TOKYO -- Japan's Olympic coach Senichi
Hoshino has refused to stay on to lead the defending champions
at next year's World Baseball Classic.
The 61-year-old's decision not to answer his country's call
leaves Japanese baseball officials with even fewer options
ahead of the March tournament.
"Even if I am asked I will turn it down," Hoshino told
Thursday's Japanese media. "I have informed [Japan's baseball]
commissioner of my decision."
Hoshino suffered intense criticism after Japan failed to
secure a medal at this year's Beijing Olympics.
"I've already been engulfed in flames once -- why should I
have to drag someone's chestnuts out of the fire again?" he
said on his personal Web site. "I don't want to put my family through that again."

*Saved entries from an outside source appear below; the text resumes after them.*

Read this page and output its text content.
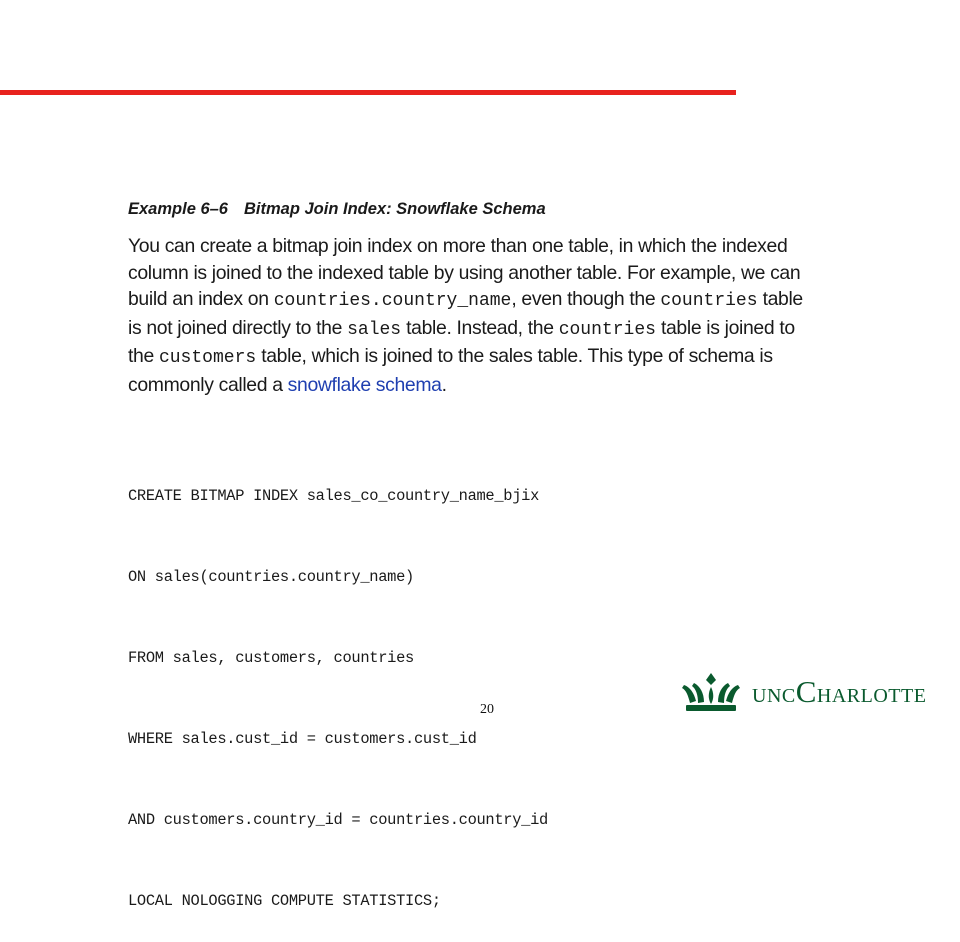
Example 6–6 Bitmap Join Index: Snowflake Schema
You can create a bitmap join index on more than one table, in which the indexed
column is joined to the indexed table by using another table. For example, we can
build an index on countries.country_name, even though the countries table
is not joined directly to the sales table. Instead, the countries table is joined to
the customers table, which is joined to the sales table. This type of schema is
commonly called a snowflake schema.

CREATE BITMAP INDEX sales_co_country_name_bjix

ON sales(countries.country_name)

FROM sales, customers, countries

WHERE sales.cust_id = customers.cust_id

AND customers.country_id = countries.country_id

LOCAL NOLOGGING COMPUTE STATISTICS;

20
UNCCHARLOTTE
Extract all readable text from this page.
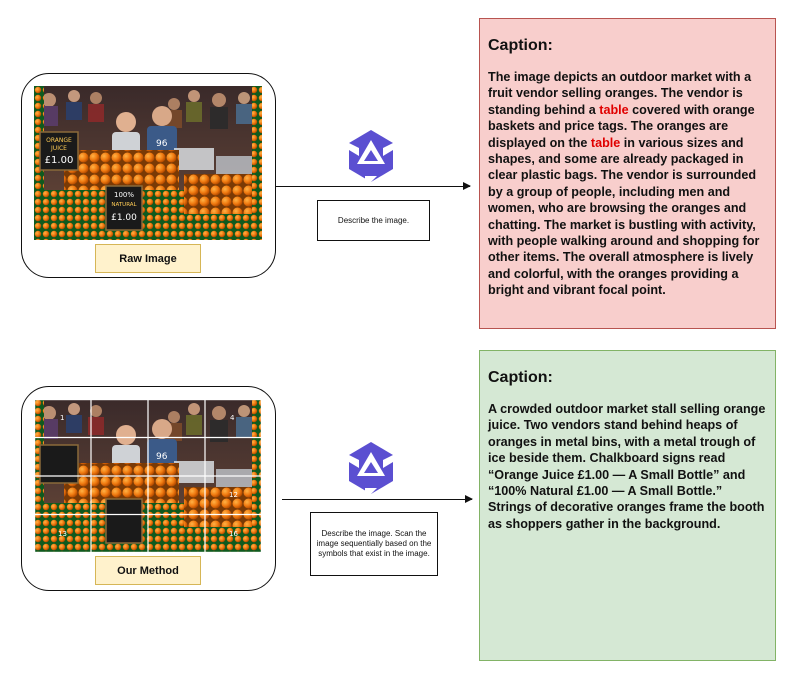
ORANGE
JUICE
£1.00
100%
NATURAL
£1.00
Raw Image
Describe the image.
Caption:
The image depicts an outdoor market with a fruit vendor selling oranges. The vendor is standing behind a table covered with orange baskets and price tags. The oranges are displayed on the table in various sizes and shapes, and some are already packaged in clear plastic bags. The vendor is surrounded by a group of people, including men and women, who are browsing the oranges and chatting. The market is bustling with activity, with people walking around and shopping for other items. The overall atmosphere is lively and colorful, with the oranges providing a bright and vibrant focal point.
1	4
12
13	16
Our Method
Describe the image. Scan the image sequentially based on the symbols that exist in the image.
Caption:
A crowded outdoor market stall selling orange juice. Two vendors stand behind heaps of oranges in metal bins, with a metal trough of ice beside them. Chalkboard signs read “Orange Juice £1.00 — A Small Bottle” and “100% Natural £1.00 — A Small Bottle.” Strings of decorative oranges frame the booth as shoppers gather in the background.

Japanese officials told Reuters they had yet to make a
decision on who would be in charge of the team at the WBC but
were scheduled to unveil the new coach later this month.
Japan's baseball commissioner Ryozo Kato conceded Hoshino's
withdrawal from the running was a blow.
"It was a shame to hear that," said Kato. "But we have no
alternative other than to accept his decision."
No active coaches have emerged as serious candidates,
prompting Ichiro Suzuki to demand Japanese officials
stop dragging their feet.
The Seattle Mariners outfielder, who helped Japan win the inaugural
WBC tournament in 2006, said the confusion could have a
negative impact on the team's chances of defending their title.
Sadaharu Oh guided Japan to victory two years ago. but the
68-year-old has turned down the opportunity to take the job
again for health reasons.
Japan lost to eventual gold medalists South Korea in the
semifinals at the Beijing Olympics in August before being
beaten by the United States in the bronze-medal game.